More about private practitioners
I agree that some learning centers/clinics seem like express lanes for LD therapies. After 20 yrs working in SpEd in the public schools, I chose to leave due to the increasingly watered-down way in which services were provided to students with learning disabilities. With the support and sacrifice of my family, I opened my own office. I work alone specifically to avoid those kinds of quality control issues you mentioned. I’ve oberved that while directors of learning centers often have graduate degrees, they tend to hire inexperienced employees and simply give them a few hours of training before having them work with LD children.
Or they sell computer software and other products that take the focus away from remediating the child’s learning issues.
I consult, work individually with kids, and sometimes represent them and their parents at IEP meetings. Parents often feel their concerns have been trivialized or ignored before they receive support. I’m proud that I have been able to help parents obtain testing from their school districts (sometimes after they’ve requested it for 2 yrs or more), accommodations or special education services.

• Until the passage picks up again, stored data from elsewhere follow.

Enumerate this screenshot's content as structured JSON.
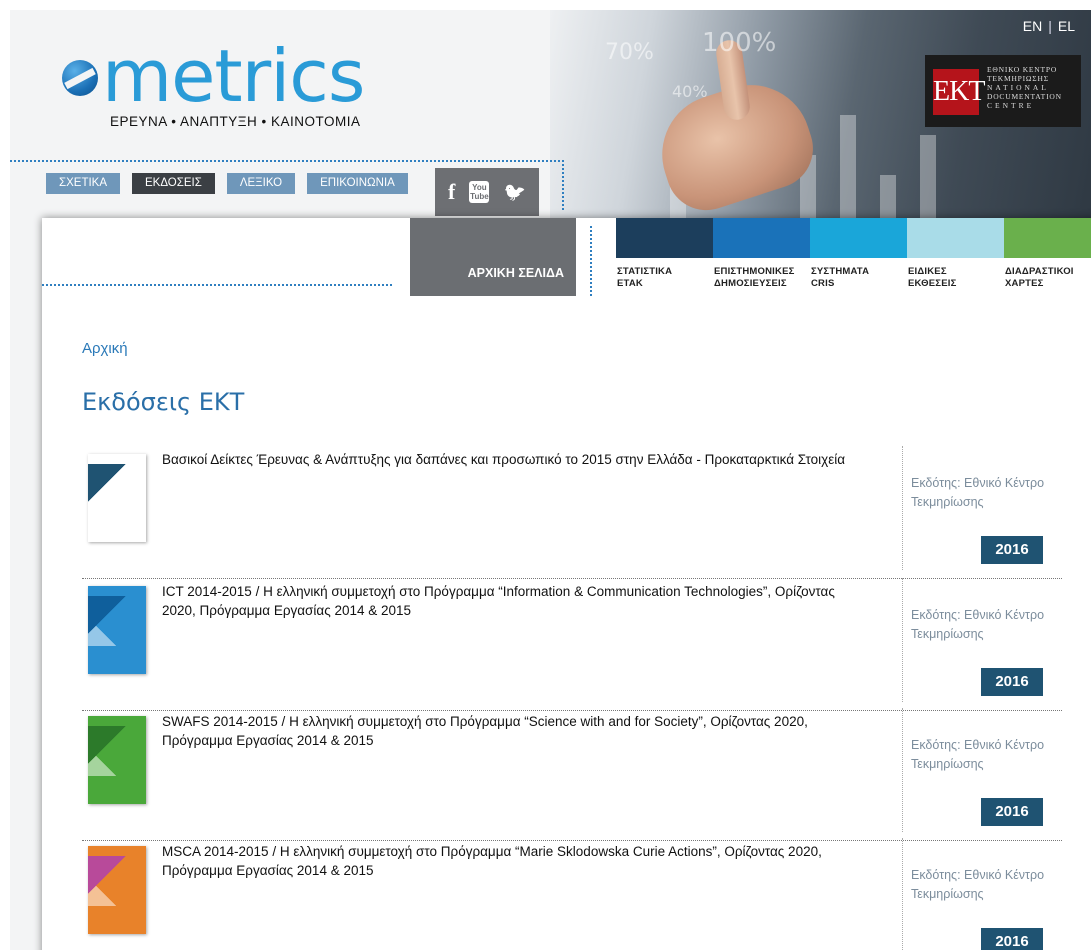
{
  "site": {
    "logo_text": "metrics",
    "logo_sub": "ΕΡΕΥΝΑ • ΑΝΑΠΤΥΞΗ • ΚΑΙΝΟΤΟΜΙΑ"
  },
  "header": {
    "photo_texts": [
      "70%",
      "100%",
      "40%"
    ],
    "lang": {
      "en": "EN",
      "separator": "|",
      "el": "EL"
    },
    "ekt_logo": "EKT",
    "ekt_text": [
      "ΕΘΝΙΚΟ ΚΕΝΤΡΟ",
      "ΤΕΚΜΗΡΙΩΣΗΣ",
      "NATIONAL",
      "DOCUMENTATION",
      "CENTRE"
    ]
  },
  "topnav": [
    {
      "label": "ΣΧΕΤΙΚΑ",
      "active": false
    },
    {
      "label": "ΕΚΔΟΣΕΙΣ",
      "active": true
    },
    {
      "label": "ΛΕΞΙΚΟ",
      "active": false
    },
    {
      "label": "ΕΠΙΚΟΙΝΩΝΙΑ",
      "active": false
    }
  ],
  "social": [
    {
      "icon": "facebook-icon",
      "glyph": "f"
    },
    {
      "icon": "youtube-icon",
      "glyph": "You Tube"
    },
    {
      "icon": "twitter-icon",
      "glyph": "🐦"
    }
  ],
  "home_button": "ΑΡΧΙΚΗ ΣΕΛΙΔΑ",
  "categories": [
    {
      "line1": "ΣΤΑΤΙΣΤΙΚΑ",
      "line2": "ΕΤΑΚ",
      "color": "#1c3e5c"
    },
    {
      "line1": "ΕΠΙΣΤΗΜΟΝΙΚΕΣ",
      "line2": "ΔΗΜΟΣΙΕΥΣΕΙΣ",
      "color": "#1a72b9"
    },
    {
      "line1": "ΣΥΣΤΗΜΑΤΑ",
      "line2": "CRIS",
      "color": "#1aa6d9"
    },
    {
      "line1": "ΕΙΔΙΚΕΣ",
      "line2": "ΕΚΘΕΣΕΙΣ",
      "color": "#a9dce8"
    },
    {
      "line1": "ΔΙΑΔΡΑΣΤΙΚΟΙ",
      "line2": "ΧΑΡΤΕΣ",
      "color": "#6ab04c"
    }
  ],
  "breadcrumb": "Αρχική",
  "page_title": "Εκδόσεις ΕΚΤ",
  "publications": [
    {
      "title": "Βασικοί Δείκτες Έρευνας & Ανάπτυξης για δαπάνες και προσωπικό το 2015 στην Ελλάδα - Προκαταρκτικά Στοιχεία",
      "publisher": "Εκδότης: Εθνικό Κέντρο Τεκμηρίωσης",
      "year": "2016",
      "thumb_color": "#ffffff",
      "thumb_accent": "#1f5372"
    },
    {
      "title": "ICT 2014-2015 / Η ελληνική συμμετοχή στο Πρόγραμμα “Information & Communication Technologies”, Ορίζοντας 2020, Πρόγραμμα Εργασίας 2014 & 2015",
      "publisher": "Εκδότης: Εθνικό Κέντρο Τεκμηρίωσης",
      "year": "2016",
      "thumb_color": "#2a8fd0",
      "thumb_accent": "#0f5f9c"
    },
    {
      "title": "SWAFS 2014-2015 / Η ελληνική συμμετοχή στο Πρόγραμμα “Science with and for Society”, Ορίζοντας 2020, Πρόγραμμα Εργασίας 2014 & 2015",
      "publisher": "Εκδότης: Εθνικό Κέντρο Τεκμηρίωσης",
      "year": "2016",
      "thumb_color": "#4aa83a",
      "thumb_accent": "#2c7a2a"
    },
    {
      "title": "MSCA 2014-2015 / Η ελληνική συμμετοχή στο Πρόγραμμα “Marie Sklodowska Curie Actions”, Ορίζοντας 2020, Πρόγραμμα Εργασίας 2014 & 2015",
      "publisher": "Εκδότης: Εθνικό Κέντρο Τεκμηρίωσης",
      "year": "2016",
      "thumb_color": "#e8822a",
      "thumb_accent": "#b84a9a"
    }
  ]
}
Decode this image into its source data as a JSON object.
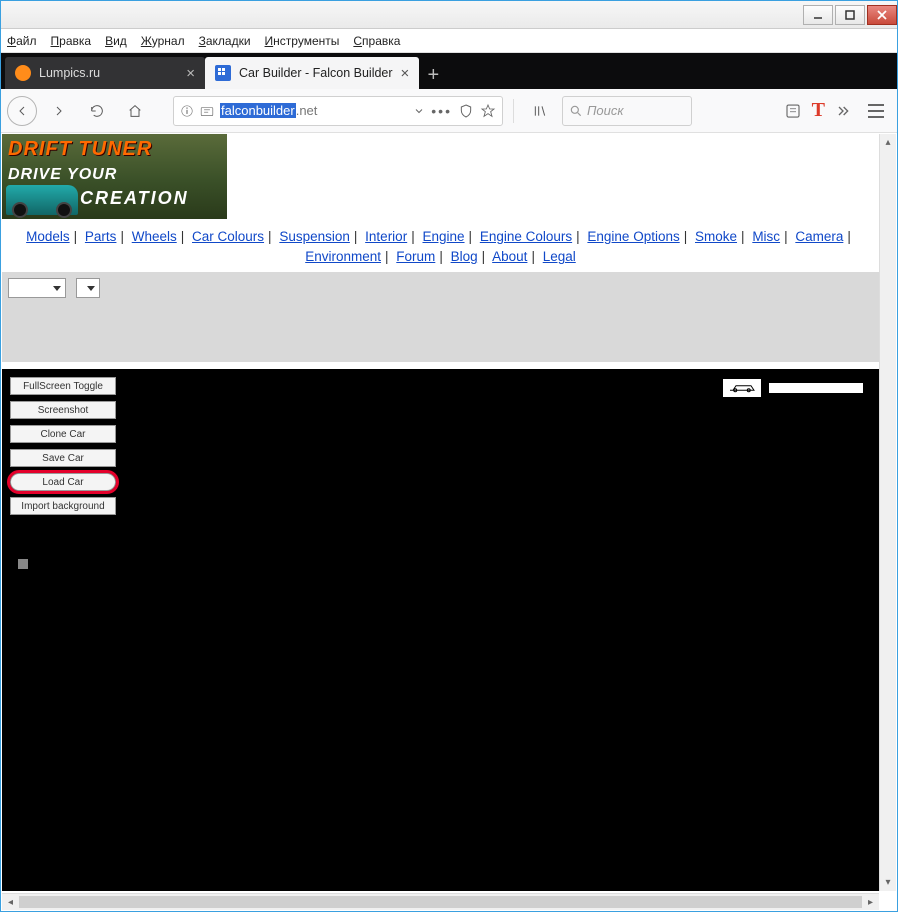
{
  "menubar": {
    "file": "Файл",
    "edit": "Правка",
    "view": "Вид",
    "history": "Журнал",
    "bookmarks": "Закладки",
    "tools": "Инструменты",
    "help": "Справка"
  },
  "tabs": {
    "tab1_title": "Lumpics.ru",
    "tab2_title": "Car Builder - Falcon Builder"
  },
  "url": {
    "selected": "falconbuilder",
    "rest": ".net"
  },
  "search": {
    "placeholder": "Поиск"
  },
  "banner": {
    "line1": "DRIFT TUNER",
    "line2": "DRIVE YOUR",
    "line3": "CREATION"
  },
  "navlinks": {
    "models": "Models",
    "parts": "Parts",
    "wheels": "Wheels",
    "car_colours": "Car Colours",
    "suspension": "Suspension",
    "interior": "Interior",
    "engine": "Engine",
    "engine_colours": "Engine Colours",
    "engine_options": "Engine Options",
    "smoke": "Smoke",
    "misc": "Misc",
    "camera": "Camera",
    "environment": "Environment",
    "forum": "Forum",
    "blog": "Blog",
    "about": "About",
    "legal": "Legal"
  },
  "buttons": {
    "fullscreen": "FullScreen Toggle",
    "screenshot": "Screenshot",
    "clone": "Clone Car",
    "save": "Save Car",
    "load": "Load Car",
    "importbg": "Import background"
  }
}
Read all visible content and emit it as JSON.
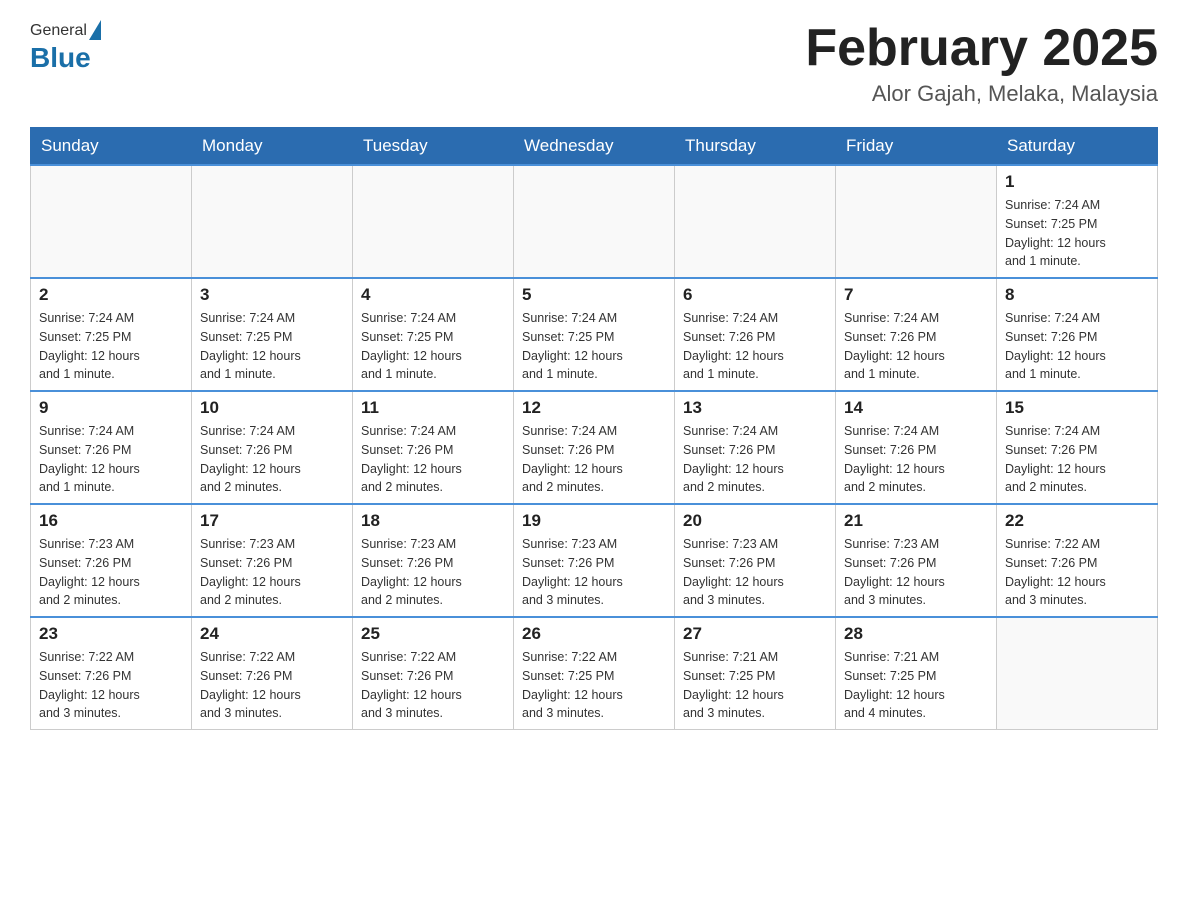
{
  "header": {
    "logo_general": "General",
    "logo_blue": "Blue",
    "month_title": "February 2025",
    "location": "Alor Gajah, Melaka, Malaysia"
  },
  "days_of_week": [
    "Sunday",
    "Monday",
    "Tuesday",
    "Wednesday",
    "Thursday",
    "Friday",
    "Saturday"
  ],
  "weeks": [
    [
      {
        "day": null,
        "info": null
      },
      {
        "day": null,
        "info": null
      },
      {
        "day": null,
        "info": null
      },
      {
        "day": null,
        "info": null
      },
      {
        "day": null,
        "info": null
      },
      {
        "day": null,
        "info": null
      },
      {
        "day": "1",
        "info": "Sunrise: 7:24 AM\nSunset: 7:25 PM\nDaylight: 12 hours\nand 1 minute."
      }
    ],
    [
      {
        "day": "2",
        "info": "Sunrise: 7:24 AM\nSunset: 7:25 PM\nDaylight: 12 hours\nand 1 minute."
      },
      {
        "day": "3",
        "info": "Sunrise: 7:24 AM\nSunset: 7:25 PM\nDaylight: 12 hours\nand 1 minute."
      },
      {
        "day": "4",
        "info": "Sunrise: 7:24 AM\nSunset: 7:25 PM\nDaylight: 12 hours\nand 1 minute."
      },
      {
        "day": "5",
        "info": "Sunrise: 7:24 AM\nSunset: 7:25 PM\nDaylight: 12 hours\nand 1 minute."
      },
      {
        "day": "6",
        "info": "Sunrise: 7:24 AM\nSunset: 7:26 PM\nDaylight: 12 hours\nand 1 minute."
      },
      {
        "day": "7",
        "info": "Sunrise: 7:24 AM\nSunset: 7:26 PM\nDaylight: 12 hours\nand 1 minute."
      },
      {
        "day": "8",
        "info": "Sunrise: 7:24 AM\nSunset: 7:26 PM\nDaylight: 12 hours\nand 1 minute."
      }
    ],
    [
      {
        "day": "9",
        "info": "Sunrise: 7:24 AM\nSunset: 7:26 PM\nDaylight: 12 hours\nand 1 minute."
      },
      {
        "day": "10",
        "info": "Sunrise: 7:24 AM\nSunset: 7:26 PM\nDaylight: 12 hours\nand 2 minutes."
      },
      {
        "day": "11",
        "info": "Sunrise: 7:24 AM\nSunset: 7:26 PM\nDaylight: 12 hours\nand 2 minutes."
      },
      {
        "day": "12",
        "info": "Sunrise: 7:24 AM\nSunset: 7:26 PM\nDaylight: 12 hours\nand 2 minutes."
      },
      {
        "day": "13",
        "info": "Sunrise: 7:24 AM\nSunset: 7:26 PM\nDaylight: 12 hours\nand 2 minutes."
      },
      {
        "day": "14",
        "info": "Sunrise: 7:24 AM\nSunset: 7:26 PM\nDaylight: 12 hours\nand 2 minutes."
      },
      {
        "day": "15",
        "info": "Sunrise: 7:24 AM\nSunset: 7:26 PM\nDaylight: 12 hours\nand 2 minutes."
      }
    ],
    [
      {
        "day": "16",
        "info": "Sunrise: 7:23 AM\nSunset: 7:26 PM\nDaylight: 12 hours\nand 2 minutes."
      },
      {
        "day": "17",
        "info": "Sunrise: 7:23 AM\nSunset: 7:26 PM\nDaylight: 12 hours\nand 2 minutes."
      },
      {
        "day": "18",
        "info": "Sunrise: 7:23 AM\nSunset: 7:26 PM\nDaylight: 12 hours\nand 2 minutes."
      },
      {
        "day": "19",
        "info": "Sunrise: 7:23 AM\nSunset: 7:26 PM\nDaylight: 12 hours\nand 3 minutes."
      },
      {
        "day": "20",
        "info": "Sunrise: 7:23 AM\nSunset: 7:26 PM\nDaylight: 12 hours\nand 3 minutes."
      },
      {
        "day": "21",
        "info": "Sunrise: 7:23 AM\nSunset: 7:26 PM\nDaylight: 12 hours\nand 3 minutes."
      },
      {
        "day": "22",
        "info": "Sunrise: 7:22 AM\nSunset: 7:26 PM\nDaylight: 12 hours\nand 3 minutes."
      }
    ],
    [
      {
        "day": "23",
        "info": "Sunrise: 7:22 AM\nSunset: 7:26 PM\nDaylight: 12 hours\nand 3 minutes."
      },
      {
        "day": "24",
        "info": "Sunrise: 7:22 AM\nSunset: 7:26 PM\nDaylight: 12 hours\nand 3 minutes."
      },
      {
        "day": "25",
        "info": "Sunrise: 7:22 AM\nSunset: 7:26 PM\nDaylight: 12 hours\nand 3 minutes."
      },
      {
        "day": "26",
        "info": "Sunrise: 7:22 AM\nSunset: 7:25 PM\nDaylight: 12 hours\nand 3 minutes."
      },
      {
        "day": "27",
        "info": "Sunrise: 7:21 AM\nSunset: 7:25 PM\nDaylight: 12 hours\nand 3 minutes."
      },
      {
        "day": "28",
        "info": "Sunrise: 7:21 AM\nSunset: 7:25 PM\nDaylight: 12 hours\nand 4 minutes."
      },
      {
        "day": null,
        "info": null
      }
    ]
  ]
}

I work from an office (not big, a little fancy) in order to provide a quiet, private place where the focus is on learning and nothing else. I spent a lot of time making the office feel homelike and wanted it to be especially comfortable and respectful for the adults I work with. In my office, parents can yell, cry, whatever. Sometimes we cry together.
I put in much longer hours than I did as a school employee (even though I was never one who ran for the parking lot before the echo of the last bell), but my rewards are infinite. I charge fees that my age, experience and (most of all) results merit. I give 110% to the families I work with and their happiness and gratitute are very rewarding. I’m still surprised when people (usually school personnel or tutors) question the sincerity of those who don’t work in school or home settings. I realize they don’t know about those times I’ve been at my office until 10 p.m., spent countless hours speaking on the phone at no charge with someone in crisis, or worked late into the night to finish a report — and was still there to represent another family the next morning at a 7:30 IEP mtng.
No, I don’t make a lot of money doing this. I don’t take a cut of employees’ pay like at a learning center because I work alone. Expenses, fees, overhead, insurance and Uncle Sam all take their share. In fact, I’d be more financially secure if I’d stayed in “the system.” But, every day, I know I’m making a difference. I’m proud to be walking the walk with my clients and their parents.
Yes, be leery. Miracle cures appear every year or so and disappear at the same rate.
However there is a core of good practice in a few programs, and those ones last.
Brain/vision/coordination exercises in general are a good idea — the brain responds to workouts just as the muscles do. But you can also exercise mistakenly or go too far, so be careful and use judgement. And anything that costs a lot of money and promises instant results is to be distrusted. (Things gthat cost a lot of money but also involve a lot of real work, such as LindaMood Bell, are a different category and often good.)